Zweitens bedeutet die Anforderung der „unbedingten Erforderlichkeit“ in Anbetracht der erheblichen Risiken, die die Verarbeitung sensibler Daten für die Rechte und Freiheiten der betroffenen Personen insbesondere im Zusammenhang mit den Aufgaben der zuständigen Behörden für die in Art. 1 Abs. 1 der Richtlinie 2016/680 genannten Zwecke darstellt, dass der besonderen Bedeutung des Zwecks, der mit einer solchen Verarbeitung erreicht werden soll, Rechnung getragen wird. Diese Bedeutung kann u.a. anhand der Art des verfolgten Ziels beurteilt werden, insbesondere des Umstands, ob die Verarbeitung einem konkreten Zweck dient, der mit der Verhütung von Straftaten oder einer Bedrohung der öffentlichen Sicherheit von einem gewissen Schweregrad der Verfolgung solcher Straftaten oder dem Schutz vor einer solchen Bedrohung zusammenhängt, sowie im Licht der besonderen Umstände, unter denen diese Verarbeitung erfolgt.
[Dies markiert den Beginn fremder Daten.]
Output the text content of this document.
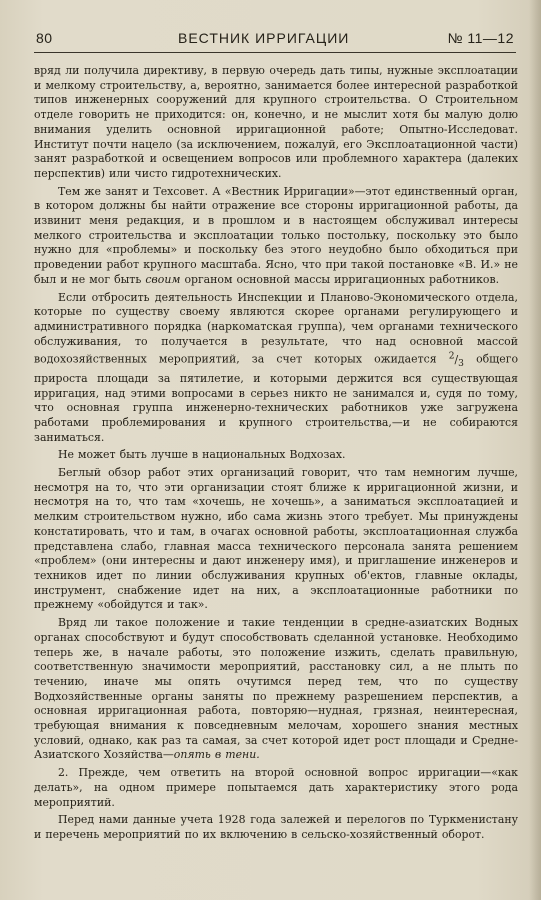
80	ВЕСТНИК ИРРИГАЦИИ	№ 11—12

вряд ли получила директиву, в первую очередь дать типы, нужные эксплоатации и мелкому строительству, а, вероятно, занимается более интересной разработкой типов инженерных сооружений для крупного строительства. О Строительном отделе говорить не приходится: он, конечно, и не мыслит хотя бы малую долю внимания уделить основной ирригационной работе; Опытно-Исследоват. Институт почти нацело (за исключением, пожалуй, его Эксплоатационной части) занят разработкой и освещением вопросов или проблемного характера (далеких перспектив) или чисто гидротехнических.

Тем же занят и Техсовет. А «Вестник Ирригации»—этот единственный орган, в котором должны бы найти отражение все стороны ирригационной работы, да извинит меня редакция, и в прошлом и в настоящем обслуживал интересы мелкого строительства и эксплоатации только постольку, поскольку это было нужно для «проблемы» и поскольку без этого неудобно было обходиться при проведении работ крупного масштаба. Ясно, что при такой постановке «В. И.» не был и не мог быть своим органом основной массы ирригационных работников.

Если отбросить деятельность Инспекции и Планово-Экономического отдела, которые по существу своему являются скорее органами регулирующего и административного порядка (наркоматская группа), чем органами технического обслуживания, то получается в результате, что над основной массой водохозяйственных мероприятий, за счет которых ожидается $^2/_3$ общего прироста площади за пятилетие, и которыми держится вся существующая ирригация, над этими вопросами в серьез никто не занимался и, судя по тому, что основная группа инженерно-технических работников уже загружена работами проблемирования и крупного строительства,—и не собираются заниматься.

Не может быть лучше в национальных Водхозах.

Беглый обзор работ этих организаций говорит, что там немногим лучше, несмотря на то, что эти организации стоят ближе к ирригационной жизни, и несмотря на то, что там «хочешь, не хочешь», а заниматься эксплоатацией и мелким строительством нужно, ибо сама жизнь этого требует. Мы принуждены констатировать, что и там, в очагах основной работы, эксплоатационная служба представлена слабо, главная масса технического персонала занята решением «проблем» (они интересны и дают инженеру имя), и приглашение инженеров и техников идет по линии обслуживания крупных об'ектов, главные оклады, инструмент, снабжение идет на них, а эксплоатационные работники по прежнему «обойдутся и так».

Вряд ли такое положение и такие тенденции в средне-азиатских Водных органах способствуют и будут способствовать сделанной установке. Необходимо теперь же, в начале работы, это положение изжить, сделать правильную, соответственную значимости мероприятий, расстановку сил, а не плыть по течению, иначе мы опять очутимся перед тем, что по существу Водхозяйственные органы заняты по прежнему разрешением перспектив, а основная ирригационная работа, повторяю—нудная, грязная, неинтересная, требующая внимания к повседневным мелочам, хорошего знания местных условий, однако, как раз та самая, за счет которой идет рост площади и Средне-Азиатского Хозяйства—опять в тени.

2. Прежде, чем ответить на второй основной вопрос ирригации—«как делать», на одном примере попытаемся дать характеристику этого рода мероприятий.

Перед нами данные учета 1928 года залежей и перелогов по Туркменистану и перечень мероприятий по их включению в сельско-хозяйственный оборот.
Nach alledem ist festzustellen, dass nationale Rechtsvorschriften, die die systematische Erhebung biometrischer und genetischer Daten aller Personen vorsehen, die einer vorsätzlichen Offizialstraftat beschuldigt werden, grundsätzlich gegen die Anforderung in Art. 10 der Richtlinie 2016/680 verstößt, wonach die Verarbeitung der in dieser Vorschrift genannten besonderen Kategorien von Daten „nur“ dann erlaubt ist, „wenn sie unbedingt erforderlich ist“.
Solche Rechtsvorschriften können nämlich unterschiedslos und allgemein zur Erhebung biometrischer und genetischer Daten der meisten beschuldigten Personen führen, da der Begriff „vorsätzliche Offizialstraftat“ besonders allgemein gehalten ist und auf eine große Zahl von Straftaten unabhängig von ihrer Art und Schwere angewendet werden kann.
[…] Jedoch kann der bloße Umstand, dass eine Person einer vorsätzlichen Offizialstraftat beschuldigt wird, nicht als ein Faktor angesehen werden, der für sich genommen die Annahme zuließe, dass die Erhebung ihrer biometrischen und genetischen Daten im Hinblick auf die damit verfolgten Zwecke und unter Berücksichtigung der sich daraus ergebenden Verletzungen von Grundrechten, insbesondere des Rechts auf Achtung des Privatlebens und des Rechts auf Schutz personenbezogener Daten, die durch die Artt. 7 und 8 der Charta garantiert werden, unbedingt erforderlich ist.
So kann es zum einen, wenn der begründete Verdacht besteht, dass die betreffende Person eine Straftat begangen hat, die ihre Beschuldigung rechtfertigt, was voraussetzt, dass bereits genügend Beweise für eine Beteiligung dieser Person an der Straftat gesammelt wurden, Fälle geben, in denen die Erhebung sowohl biometrischer als auch genetischer Daten für die Zwecke des laufenden Strafverfahrens nicht konkret erforderlich ist.
Zum anderen kann die Wahrscheinlichkeit, dass die biometrischen und genetischen Daten einer beschuldigten Person im Rahmen anderer Verfahren als dem, in dessen Rahmen die Beschuldigung erfolgt ist, unbedingt erforderlich sind, nur unter Berücksichtigung aller relevanten Faktoren bestimmt werden, wie etwa Art und Schwere der mutmaßlichen Straftat, der sie beschuldigt wird, der besonderen Umstände dieser Straftat, des etwaigen Zusammenhangs der Straftat mit anderen laufenden Verfahren, der Vorstrafen oder des individuellen Profils der betreffenden Person.